[WATCH] Malta should aim for high quality tourism post-coronavirus, Delia says
PN leader Adrian Delia calls for a post-COVID recovery plan which transforms the crisis experience into improvements in various sectors
Malta should use the opportunity provided by the coronavirus crisis to make changes which lead to an improved situation in various sectors of the economy, Adrian Delia said.
The Nationalist Party leader said that the country should not just aim to a return to normality, but should have in place a post-COVID recovery plan which transforms the current negative experience into something better.
"When it comes to tourism, do we want to return to mass-tourism which was clogging up? Or do we want a higher quality form of tourism?" he asked.

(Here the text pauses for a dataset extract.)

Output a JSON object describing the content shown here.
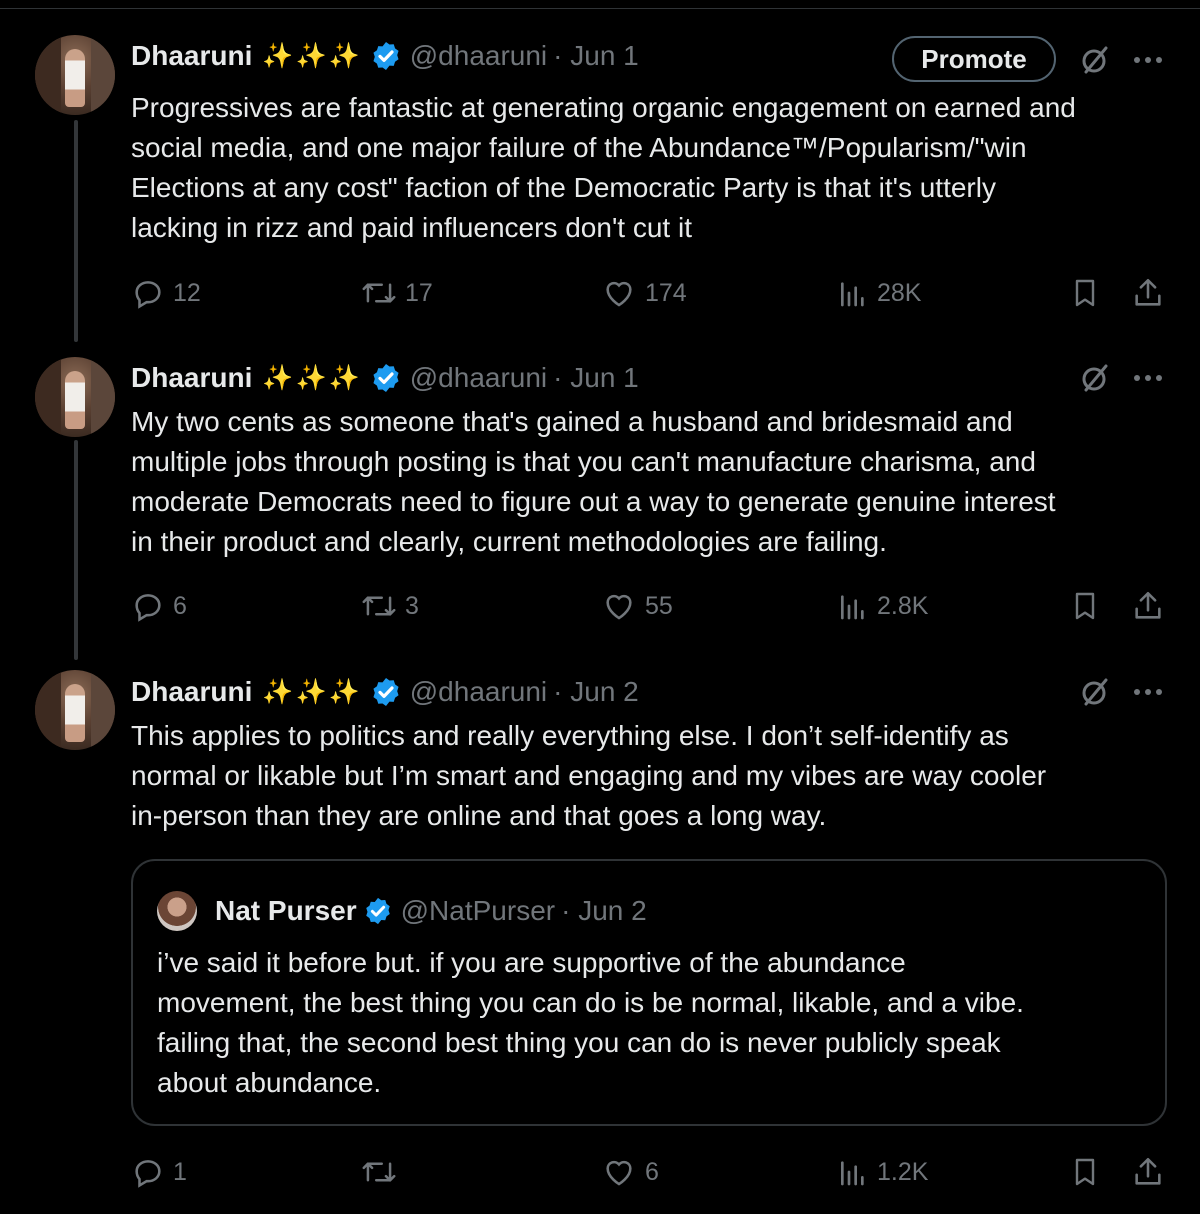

In the financial services sector, he said the pandemic downtime offered a chance for Malta to fight its reputational problems. "We should seriously discuss which changes need to take place in our juridical and rule of law systems to show the world we will bounce back better than before."
Outbreak-mandated changes such as teleworking could also be carried over post-pandemic for those jobs which can be undertaken from home he said. "This will lower the number of cars on our roads."
Organised EU plan to handle migration cases needed
Turning to migration, Delia said that he was confident that nobody in Malta disagreed that the country had to save lives of those in danger at sea.
At the same time, the country had its geographical limitations which meant that it could taken on the burden of migration on its own.
"We have to fulfill our international obligations, but there also has to be a process in place whereby those who don't genuinely require asylum be returned to their home country. For those who do need asylum, a system has to be devised to determine which EU countries should take them in."
He said that an ad hoc solution to each individual migrant rescue situation was an inadequate approach. "There must be a structure in place for rescues to determine which countries will carry out such operations and to which country the migrants will be distributed," he said.
PN would cancel Steward contract
On the Steward deal, Delia said that if his party were in government it would terminate the hospitals contract.
He lamented that Abela had in his first 100 days in government not taken the step to cancel the contract.
The escape clause in the Steward contract which would see the government have to pay the US company €100 million should the concession be terminated was "illegal and immoral", Delia added.